6. Specific Tone-Color
It is obvious, then, that the full poetic value of a word cannot be ascertained apart from its context. The value is relative and not absolute. And nevertheless, just as the bit of colored glass may have a certain interest and beauty of its own, independently of its possible place in the rose-window, it is true that separate words possess special qualities of physical and emotional suggestiveness. Dangerous as it is to characterize the qualities of the sound of a word apart from the sense of that word, there is undeniably such a thing as "tone-color." A piano and a violin, striking the same note, are easily differentiated by the quality of the sound, and of two violins, playing the same series of notes, it is usually possible to declare which instrument has the richer tone or timbre. Words, likewise, differ greatly in tone-quality. A great deal of ingenuity has been devoted to the analysis of "bright" and "dark" vowels, smooth and harsh consonants, with the aim of showing that each sound has its special expressive force, its peculiar adaptability to transmit a certain kind of feeling. Says Professor A. H. Tolman: [Footnote: "The Symbolic Value of Sounds," in Hamlet and Other Essays, by A. H. Tolman. Boston, 1904.]
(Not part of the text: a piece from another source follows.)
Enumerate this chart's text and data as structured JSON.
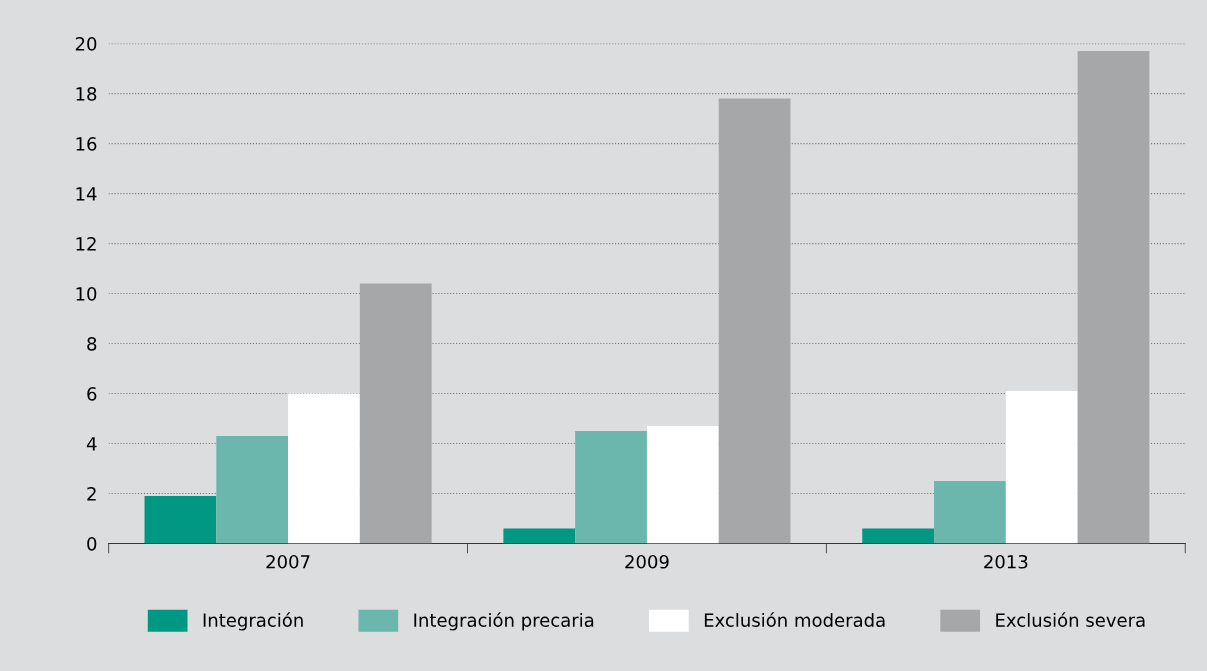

"Let us arrange the English vowel sounds in the following scale:
[short i] (little) [long i] (I) [short oo] (wood) [short e] (met) [long u] (due) [long ow] (cow) [short a] (mat) [short ah] (what) [long o] (gold) [long e] (mete) [long ah] (father) [long oo] (gloom) [ai] (fair) [oi] (boil) [aw] (awe) [long a] (mate) [short u] (but)
"The sounds at the beginning of this scale are especially fitted to express uncontrollable joy and delight, gayety, triviality, rapid movement, brightness, delicacy, and physical littleness; the sounds at the end are peculiarly adapted to express horror, solemnity, awe, deep grief, slowness of motion, darkness, and extreme or oppressive greatness of size. The scale runs, then, from the little to the large, from the bright to the dark, from ecstatic delight to horror, and from the trivial to the solemn and awful."
Robert Louis Stevenson in his Some Technical Elements of Style in Literature, and many other curious searchers into the secrets of words, have attempted to explain the physiological basis of these varying "tone-qualities." Some of them are obviously imitative of sounds in nature; some are merely suggestive of these sounds through more or less remote analogies; some are frankly imitative of muscular effort or of muscular relaxation. High-pitched vowels and low-pitched vowels, liquid consonants and harsh consonants, are unquestionably associated with muscular memories, that is to say, with individual body-and-mind experiences. Lines like Tennyson's famous
"The moan of doves in immemorial elms
And murmuring of innumerable bees"
thus represent, in their vowel and consonantal expressiveness, the past history of countless physical sensations, widely shared by innumerable individuals, and it is to this fact that the "transmission value" of the lines is due.